Ähnlich ist die Situation in Burkina Faso und Mali, wo Menschen wegen dschihadistischer Gewalt nicht erreicht werden können. Insgesamt sind in diesem Jahr 41 Millionen Menschen in ganz Westafrika von Ernährungsunsicherheit betroffen, eine Zahl, die sich seit 2019 vervierfacht hat.

Ein trockenes Flussbett in der Nähe von Kaya im Norden von Burkina Faso.
Ein trockenes Flussbett in der Nähe von Kaya im Norden von Burkina Faso. Der Mangel an Niederschlägen hat die „magere Saison“ noch länger gemacht. Foto: Giles Clarke/UNOCHA/Getty

„Die Zahlen sehen alles andere als gut aus“, sagt Paolo Cernuschi, Niger-Direktor des International Rescue Committee (IRC). „Wir hatten bereits kritisch hohe Unterernährungsraten, mit Klimawandel und Unsicherheit. Jetzt kommt noch der Krieg in der Ukraine hinzu und die Lebensmittelpreise haben ein Allzeithoch erreicht.“

Wie andere Hilfsorganisationen auf dem ganzen Kontinent war das IRC gezwungen, seine Aktivitäten angesichts steigender Treibstoff- und Lebensmittelpreise einzuschränken. Am Donnerstag sagte David Beasley, Leiter des WFP, die wirtschaftlichen Schocks des Ukraine-Krieges hätten dazu geführt, dass die Betriebskosten seiner Organisation monatlich um 70 Millionen Dollar gestiegen seien. Infolgedessen hat das WFP die Rationen der Menschen gekürzt und war kürzlich gezwungen, einige Operationen im Südsudan einzustellen, wo es 6 Millionen Menschen ernährt.
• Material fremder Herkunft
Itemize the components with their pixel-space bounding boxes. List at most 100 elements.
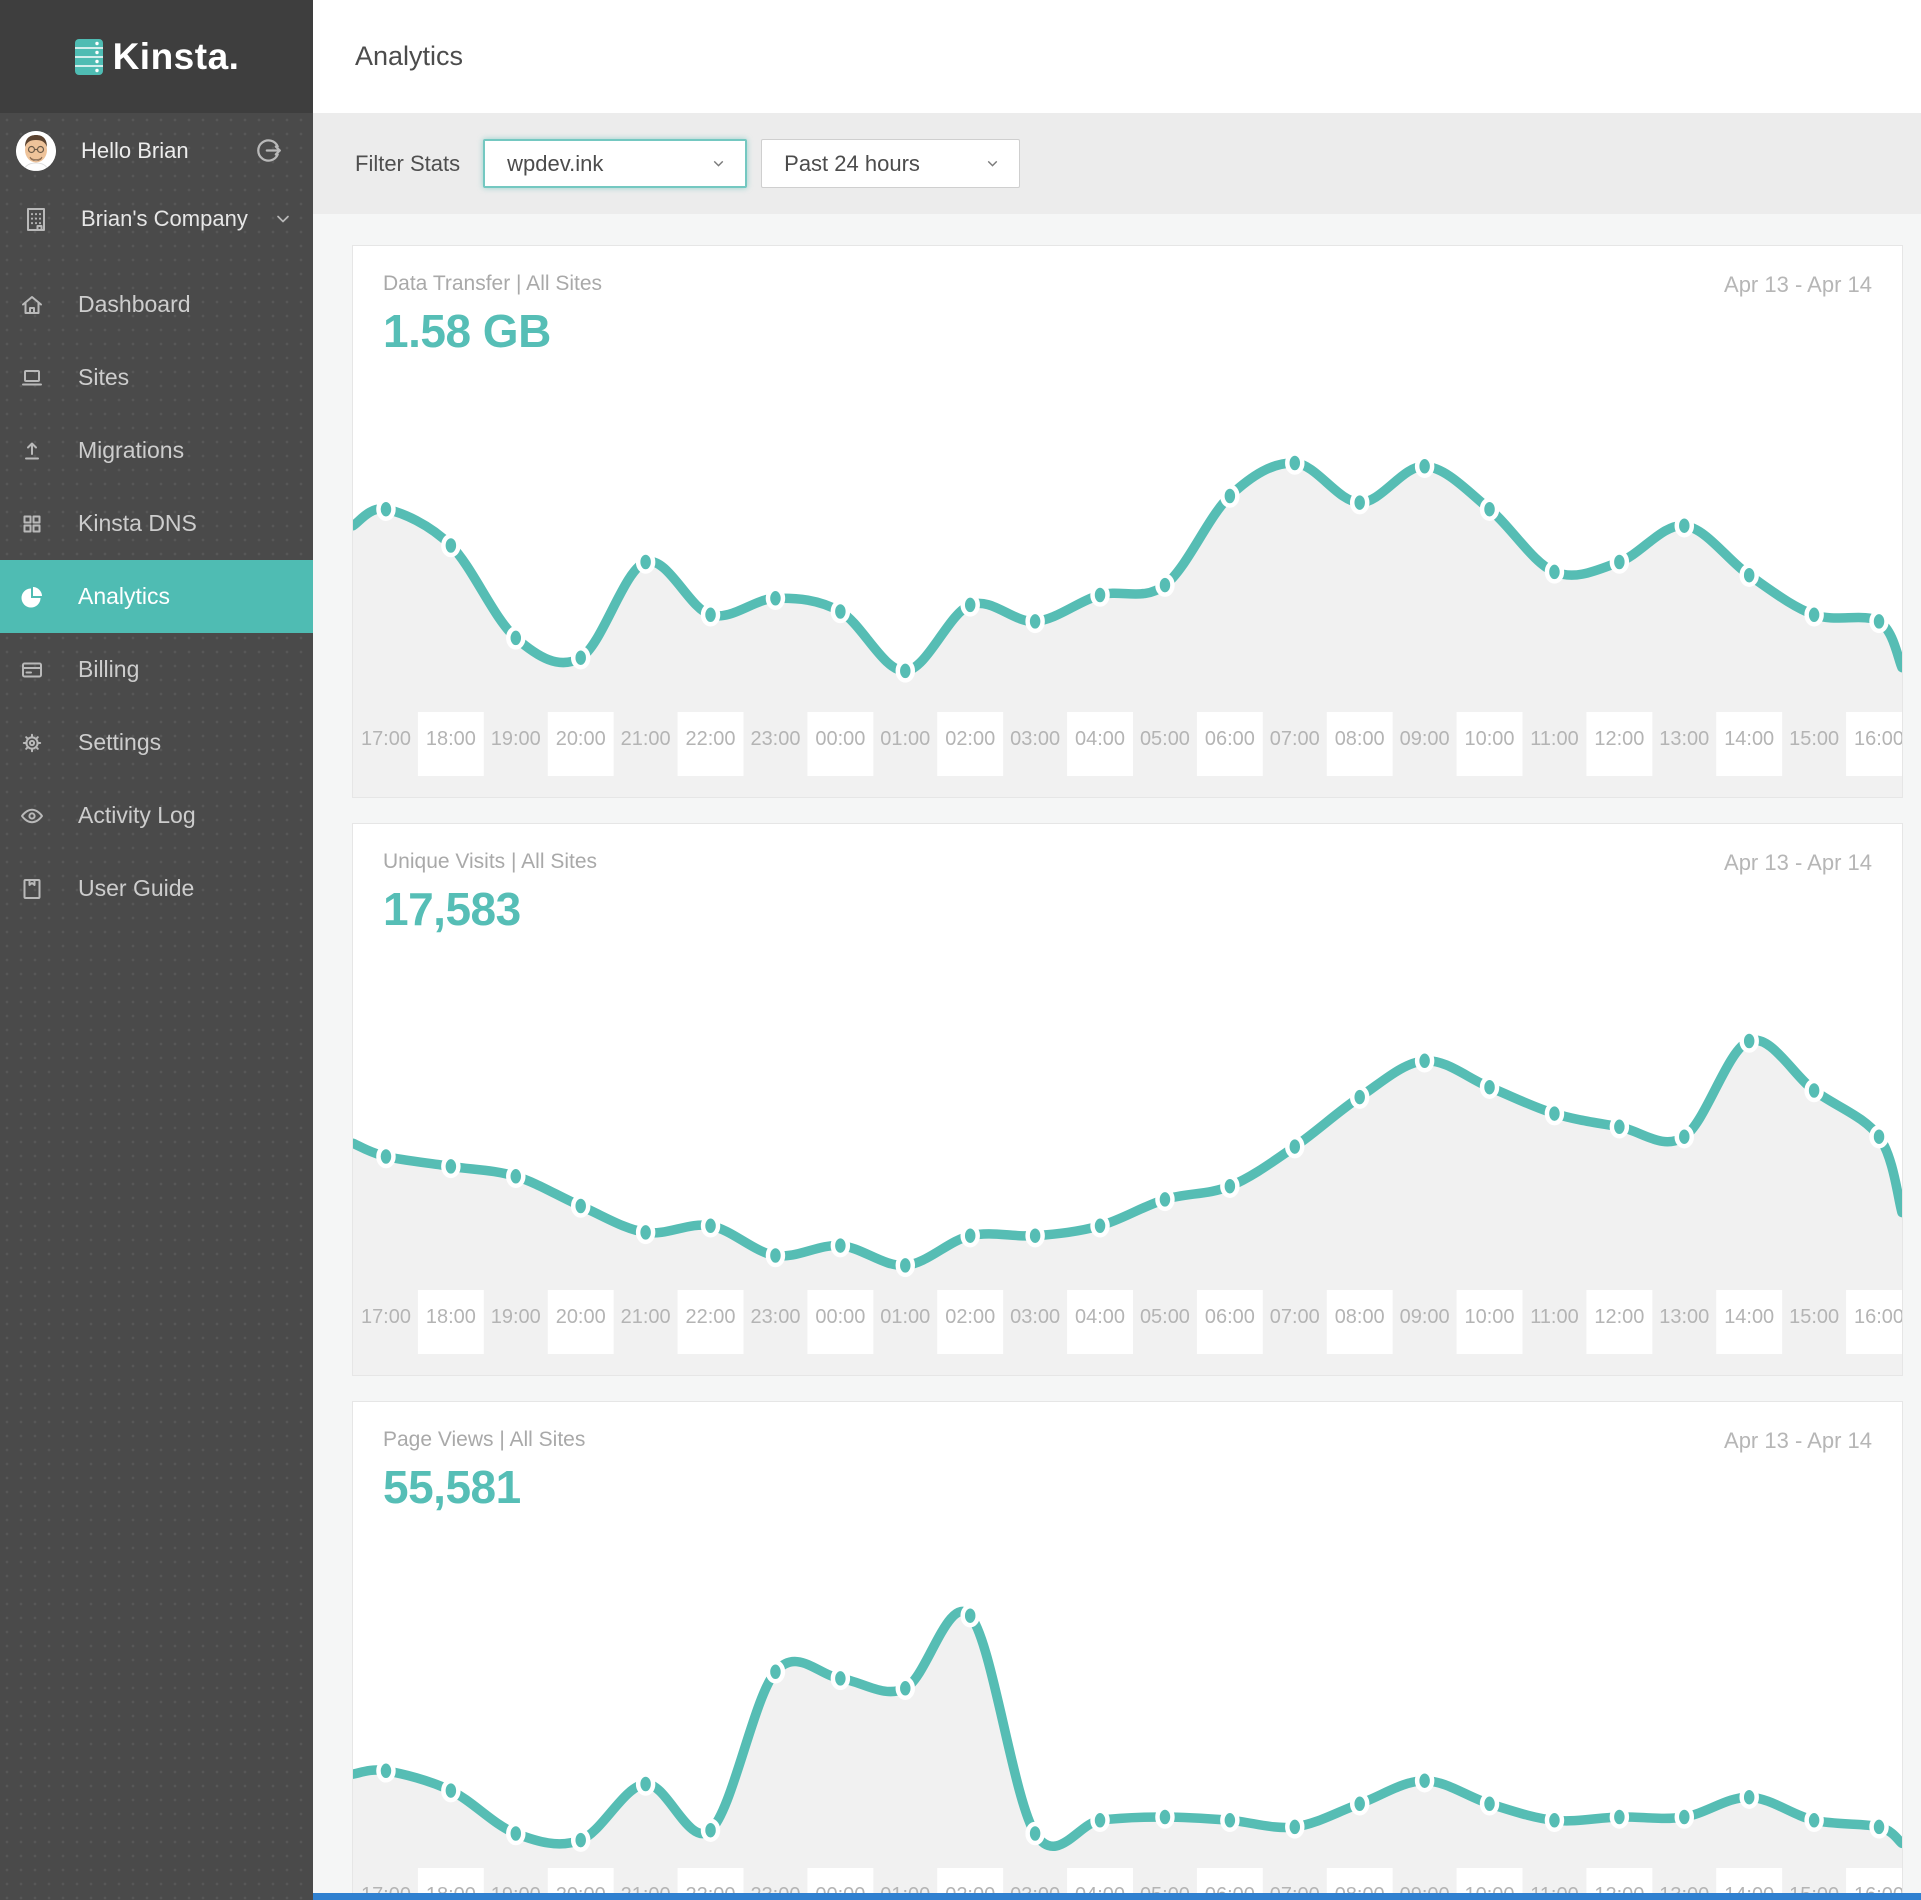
svg-text:23:00: 23:00 (750, 728, 800, 750)
page-views-chart[interactable]: 17:0018:0019:0020:0021:0022:0023:0000:00… (353, 1520, 1902, 1900)
svg-text:21:00: 21:00 (621, 728, 671, 750)
svg-text:11:00: 11:00 (1530, 728, 1578, 750)
svg-text:11:00: 11:00 (1530, 1306, 1578, 1328)
sidebar-item-label: Sites (78, 364, 129, 391)
svg-text:15:00: 15:00 (1789, 1306, 1839, 1328)
svg-text:03:00: 03:00 (1010, 1306, 1060, 1328)
sidebar-item-kinsta-dns[interactable]: Kinsta DNS (0, 487, 313, 560)
logout-button[interactable] (255, 137, 282, 164)
sidebar: Kinsta. Hello Brian (0, 0, 313, 1900)
svg-text:01:00: 01:00 (880, 728, 930, 750)
sidebar-item-dashboard[interactable]: Dashboard (0, 268, 313, 341)
data-transfer-card: Data Transfer | All Sites Apr 13 - Apr 1… (352, 245, 1903, 798)
card-date-range: Apr 13 - Apr 14 (1724, 850, 1872, 876)
svg-text:09:00: 09:00 (1400, 1306, 1450, 1328)
company-selector[interactable]: Brian's Company (0, 188, 313, 250)
svg-text:19:00: 19:00 (491, 1306, 541, 1328)
svg-text:12:00: 12:00 (1594, 1306, 1644, 1328)
sidebar-item-label: Analytics (78, 583, 170, 610)
sidebar-item-analytics[interactable]: Analytics (0, 560, 313, 633)
svg-text:07:00: 07:00 (1270, 1306, 1320, 1328)
svg-text:04:00: 04:00 (1075, 1306, 1125, 1328)
svg-text:19:00: 19:00 (491, 728, 541, 750)
svg-text:12:00: 12:00 (1594, 728, 1644, 750)
home-icon (20, 293, 44, 317)
avatar (16, 131, 56, 171)
svg-text:16:00: 16:00 (1854, 1306, 1902, 1328)
card-header: Unique Visits | All Sites Apr 13 - Apr 1… (353, 824, 1902, 876)
sidebar-item-settings[interactable]: Settings (0, 706, 313, 779)
credit-card-icon (20, 658, 44, 682)
svg-text:15:00: 15:00 (1789, 728, 1839, 750)
svg-text:05:00: 05:00 (1140, 728, 1190, 750)
sidebar-item-activity-log[interactable]: Activity Log (0, 779, 313, 852)
svg-text:13:00: 13:00 (1659, 728, 1709, 750)
chevron-down-icon (984, 155, 1001, 172)
svg-text:18:00: 18:00 (426, 1306, 476, 1328)
avatar-illustration (16, 131, 56, 171)
time-range-select[interactable]: Past 24 hours (761, 139, 1020, 188)
svg-text:09:00: 09:00 (1400, 728, 1450, 750)
svg-text:20:00: 20:00 (556, 728, 606, 750)
svg-text:22:00: 22:00 (686, 728, 736, 750)
svg-text:13:00: 13:00 (1659, 1306, 1709, 1328)
sidebar-item-migrations[interactable]: Migrations (0, 414, 313, 487)
page-views-card: Page Views | All Sites Apr 13 - Apr 14 5… (352, 1401, 1903, 1900)
chevron-down-icon (273, 209, 293, 229)
card-date-range: Apr 13 - Apr 14 (1724, 1428, 1872, 1454)
logout-icon (255, 137, 282, 164)
svg-text:00:00: 00:00 (815, 728, 865, 750)
svg-text:02:00: 02:00 (945, 1306, 995, 1328)
svg-text:10:00: 10:00 (1465, 728, 1515, 750)
svg-text:21:00: 21:00 (621, 1306, 671, 1328)
svg-text:05:00: 05:00 (1140, 1306, 1190, 1328)
svg-text:10:00: 10:00 (1465, 1306, 1515, 1328)
main-content: Analytics Filter Stats wpdev.ink Past 24… (313, 0, 1921, 1900)
sidebar-item-label: Dashboard (78, 291, 191, 318)
svg-text:08:00: 08:00 (1335, 728, 1385, 750)
card-title: Page Views | All Sites (383, 1428, 585, 1454)
chevron-down-icon (710, 155, 727, 172)
kinsta-server-icon (74, 38, 104, 76)
site-select[interactable]: wpdev.ink (483, 139, 747, 188)
sidebar-item-label: Migrations (78, 437, 184, 464)
charts-area: Data Transfer | All Sites Apr 13 - Apr 1… (313, 214, 1921, 1900)
sidebar-item-label: Activity Log (78, 802, 196, 829)
card-title: Data Transfer | All Sites (383, 272, 602, 298)
svg-text:23:00: 23:00 (750, 1306, 800, 1328)
svg-text:18:00: 18:00 (426, 728, 476, 750)
filter-bar: Filter Stats wpdev.ink Past 24 hours (313, 113, 1921, 214)
svg-text:16:00: 16:00 (1854, 728, 1902, 750)
svg-text:07:00: 07:00 (1270, 728, 1320, 750)
upload-icon (20, 439, 44, 463)
sidebar-item-sites[interactable]: Sites (0, 341, 313, 414)
sidebar-item-label: User Guide (78, 875, 194, 902)
unique-visits-chart[interactable]: 17:0018:0019:0020:0021:0022:0023:0000:00… (353, 942, 1902, 1375)
svg-text:06:00: 06:00 (1205, 728, 1255, 750)
svg-text:04:00: 04:00 (1075, 728, 1125, 750)
page-title: Analytics (355, 41, 463, 72)
svg-text:17:00: 17:00 (361, 728, 411, 750)
app: Kinsta. Hello Brian (0, 0, 1921, 1900)
svg-text:00:00: 00:00 (815, 1306, 865, 1328)
laptop-icon (20, 366, 44, 390)
card-header: Data Transfer | All Sites Apr 13 - Apr 1… (353, 246, 1902, 298)
card-date-range: Apr 13 - Apr 14 (1724, 272, 1872, 298)
data-transfer-chart[interactable]: 17:00 18:00 19:00 20:00 21:00 22:00 23:00 00:00… (353, 364, 1902, 797)
page-views-value: 55,581 (353, 1454, 1902, 1514)
sidebar-item-billing[interactable]: Billing (0, 633, 313, 706)
sidebar-nav: Dashboard Sites Migrations (0, 268, 313, 925)
svg-text:01:00: 01:00 (880, 1306, 930, 1328)
card-header: Page Views | All Sites Apr 13 - Apr 14 (353, 1402, 1902, 1454)
time-range-value: Past 24 hours (784, 151, 920, 177)
window-edge-highlight (313, 1893, 1921, 1900)
grid-icon (20, 512, 44, 536)
logo[interactable]: Kinsta. (0, 0, 313, 113)
svg-text:02:00: 02:00 (945, 728, 995, 750)
book-icon (20, 877, 44, 901)
svg-text:03:00: 03:00 (1010, 728, 1060, 750)
sidebar-item-user-guide[interactable]: User Guide (0, 852, 313, 925)
unique-visits-card: Unique Visits | All Sites Apr 13 - Apr 1… (352, 823, 1903, 1376)
pie-chart-icon (20, 585, 44, 609)
eye-icon (20, 804, 44, 828)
Ali Bandiare, Präsident des Nigerischen Roten Kreuzes, sagt, die Krise sei die schlimmste der letzten zehn Jahre: „Und gleichzeitig ist sie eine der am wenigsten finanzierten. Der Krieg in Europa trägt zu diesem Problem bei. Wir befürchten, humanitäre Budgets umzuleiten [deal with] die Ukraine-Krise droht die Situation gefährlich zu verschärfen.“

Im Dorf El-Kolta, ein paar Meilen von Aguié entfernt, machte sich Tsakani Abdu auf den Weg zu ihren Feldern, um einen Eimer mit Maniok-Stängeln zu pflanzen. Wie andere in der Gegend hatte sie an diesem Tag nichts gegessen, weil sie nichts zu essen hatte.

„In dieser Gegend leiden viele Kinder an Hunger“, sagt Abdu. „Das Land ist jetzt arm und wir haben kein gutes Saatgut, aber wir müssen große Familien ernähren.